Every engineering leader inherits one eventually: the system that makes all the money and terrifies everyone who touches it. Mine was a telecom expense management platform serving 100+ Fortune 500 clients — companies auditing millions in telecom spend through software that had accumulated fifteen years of business logic, much of it written by people long gone, all of it load-bearing.

The standard temptations presented themselves on schedule. Rewrite it from scratch. Freeze it and build "v2" alongside. Both are the same mistake wearing different clothes: they assume you understand the old system well enough to replace it, and you don't. Nobody does. The monolith is the spec. Over nine years at Comview and then Calero MDSL, we took the slower road — incremental decomposition into Azure-hosted microservices — and the platform served clients every single day of it.

Extract along seams the business already recognizes

The first services we pulled out weren't the ones with the worst code. They were the ones with the cleanest business boundaries: vendor integrations. An API that talks to AT&T or Verizon or ServiceNow has a natural contract, an obvious owner, and a blast radius you can reason about. Each extraction taught the team the machinery — deployment pipelines, service contracts, monitoring — on a component where failure meant a degraded integration, not a corrupted invoice.

Only after the pattern was boring did we go after the scary interior: billing logic, rating engines, the code where fifteen years of edge cases lived. By then "extract a service" was routine, and routine is what you want when you're operating on the heart.

The monolith is the spec. You don't replace it — you interrogate it, one seam at a time.

The database is the real monolith

Splitting application code is the visible work. The hard coupling was in SQL Server, where every module joined against every other module's tables. Some of that we untangled with views and contracts, some with selective offload to Azure SQL, and a lot of it with plain performance engineering — because a query that's fast enough removes the pressure to redesign around it. I'd tell any team starting this journey: your service boundaries are fiction until the data respects them.

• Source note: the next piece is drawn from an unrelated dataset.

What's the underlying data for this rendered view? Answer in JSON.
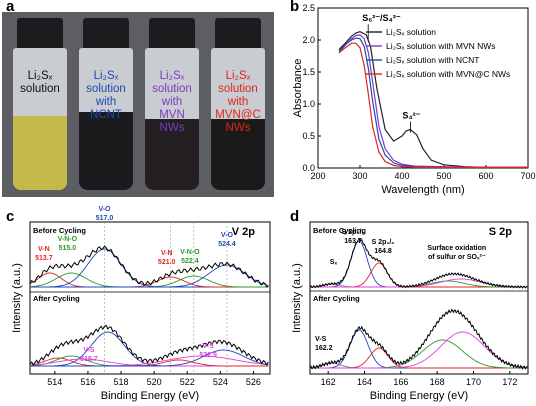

Modernize the front end on its own clock

We moved the UI to React in parallel, screen by screen, embedded inside the legacy application until enough screens existed to flip whole workflows. Users got improvements quarterly instead of a promised someday. That mattered more than aesthetics: visible progress bought patience from clients and executives for the invisible progress underneath — internationalization, global billing compliance, the unglamorous machinery of a platform sold on trust.

What nine years teaches you

Big-bang rewrites fail for a reason that has nothing to do with technology: they defer all risk to a single moment, and the organization loses its nerve before the moment arrives. Incremental decomposition inverts that — risk is spent in small, recoverable amounts, and every month the system is slightly better than the month before. It's less heroic. Nobody gives conference talks about the rewrite that didn't happen. But the clients never noticed a thing, and that was the entire point.